Saturday, July 19, 2008

Accept-Encoding 'gzip' to make your cralwer faster

If you are looking for a way to make your web crawler / spider work faster, then you must be looking for reducing the time to fetch data from the Internet. Fortunately many websites provide the content in compressed format if the server gets such type of request. If you see the request header of Firefox (you can use firebug to see the request / response headers), you can find that it always asks for gzip content. If the server provides gzip, then it sends data in gzip form otherwise it sends html. gzip data reduces bandwidth and thus make the program to scrape / harvest data faster.

So you can do the same from you Python code. Just add ('Accept-Encoding', 'gzip,deflate') in the request header. Check the following code chunk:

opener = urllib2.build_opener()
opener.addheaders = [('Referer', referer),
('User-Agent', uagent),
('Accept-Encoding', 'gzip,deflate')]
usock = opener.open(url)
url = usock.geturl()
data = decode(usock)
usock.close()
return data

Note the decode() function used in the code.
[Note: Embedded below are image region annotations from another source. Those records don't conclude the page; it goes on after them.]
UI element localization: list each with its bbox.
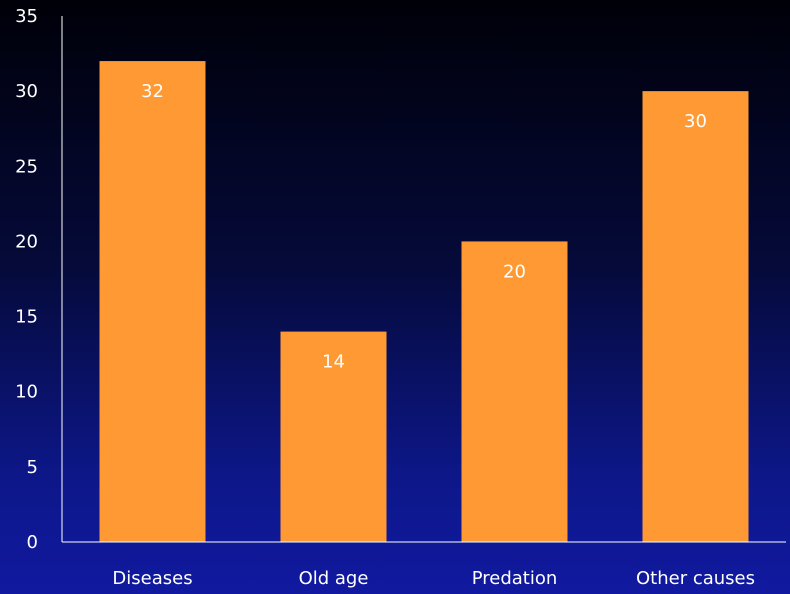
y-tick-label: 15 [15,307,38,328]
bar-value-label: 32 [141,81,164,102]
x-category-label: Diseases [112,568,192,589]
y-tick-label: 5 [27,457,38,478]
y-tick-label: 10 [15,382,38,403]
bar [280,331,387,542]
x-axis-labels: Diseases Old age Predation Other causes [112,568,755,589]
bar [99,61,206,542]
y-axis-ticks: 0 5 10 15 20 25 30 35 [15,6,38,553]
y-tick-label: 25 [15,156,38,177]
bar-value-label: 30 [684,111,707,132]
bar [642,91,749,543]
y-tick-label: 30 [15,81,38,102]
y-tick-label: 20 [15,231,38,252]
data-labels: 32 14 20 30 [141,81,707,373]
x-category-label: Old age [299,568,369,589]
y-tick-label: 0 [27,532,38,553]
x-category-label: Predation [472,568,558,589]
bar-value-label: 20 [503,261,526,282]
y-tick-label: 35 [15,6,38,27]
x-category-label: Other causes [636,568,755,589]
bar [461,241,568,542]
bars [99,61,749,543]
bar-value-label: 14 [322,352,345,373]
Yes, you have to decode the content (if it's compressed).

def decode (page):
encoding = page.info().get("Content-Encoding")
if encoding in ('gzip', 'x-gzip', 'deflate'):
content = page.read()
if encoding == 'deflate':
data = StringIO.StringIO(zlib.decompress(content))
else:
data = gzip.GzipFile('', 'rb', 9, StringIO.StringIO(content))
page = data.read()

return page


You can also have a look at this page from the book - Dive Into Python: http://diveintopython.org/http_web_services/gzip_compression.html

If you would like to buy a hard copy of this book, get it from here: Dive Into Python

7 comments:

avi.dullu said...

AWESUM !!!! ....

this is a boost ...
thnx for d code :)

subeen said...

Thanks for your comment.

Andrey said...

in case encoding is not gzipped, some corrections.

encoding = page.info().get("Content-Encoding")
if encoding in ('gzip', 'x-gzip', 'deflate'):
content = page.read()
if encoding == 'deflate':
data = StringIO.StringIO(zlib.decompress(content))
else:
data = gzip.GzipFile('', 'rb', 9, StringIO.StringIO(content))
content = data.read()
else:
content = page.read()
return content

andresgutgon said...

+ 1 for Andrey change

andresgutgon said...

Also you sould import this libraries:

import gzip
import StringIO
import zlib

shatu said...

Its awesome... maybe it'll work only for python2

for python3

fetch = opener.open(request)
data = gzip.decompress(fetch.read())
data = str(data,'utf-8')

this will work...cheers

Riyad Parvez said...

How do I drop "Accept-Encoding" field from header?